Status
Current state: Accepted
Discussion thread: here
JIRA:
Released:
Please keep the discussion on the mailing list rather than commenting on the wiki (wiki discussions get unwieldy fast).
Motivation
Flink is no longer a pure streaming engine as it was born and has been extended to fit into many different scenarios over time: batch, AI, event-driven applications, e.t.c. Approximate task-local recovery is one of the attempts to fulfill these diversified scenarios and trade data consistency for fast failure recovery. More specifically, if a task fails, only the failed task restarts without affecting the rest of the job. Approximate task-local recovery is similar to RestartPipelinedRegionFailoverStrategy with two major differences:
- Instead of restarting a connected region[FLIP1: Fine Grained Recovery from Task Failures], approximate task-local recovery restarts only the failed task(s). In the setup of a streaming job (tasks connected with pipelined result partition type), a connected region is equal to the entire job in most cases.
- RestartPipelinedRegionFailoverStrategy is exactly-once, while approximate task-local recovery expects data loss and a bit of data duplication when sources fail.
Approximate task-local recovery is useful in scenarios where a certain amount of data loss is tolerable, but a full pipeline restart is not affordable.
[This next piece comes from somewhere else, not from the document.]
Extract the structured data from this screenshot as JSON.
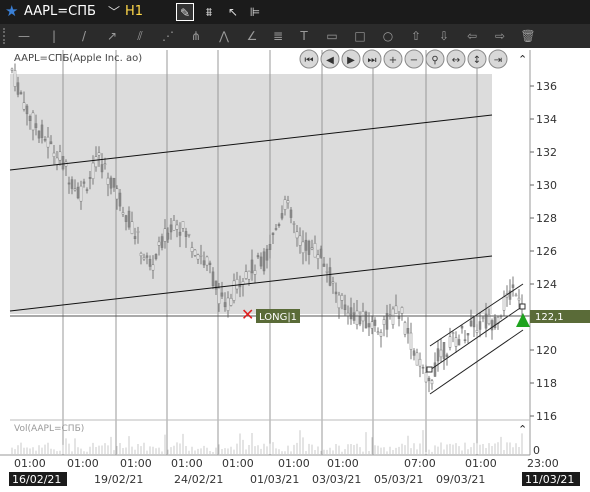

A typical use case is online training. Online training jobs are usually complicated with all-to-all task connections, so a single task failure with RestartPipelinedRegionFailoverStrategy may result in a complete restart of the whole pipeline. Besides, the initialization is time-consuming, including the procedure of loading training models and starting Python subprocesses, etc. The initialization may take minutes to complete on average.
Goal
To ease the discussion, we divide the problem of approximate task-local recovery into three parts with each part only focusing on addressing a set of problems, as shown in the graph below.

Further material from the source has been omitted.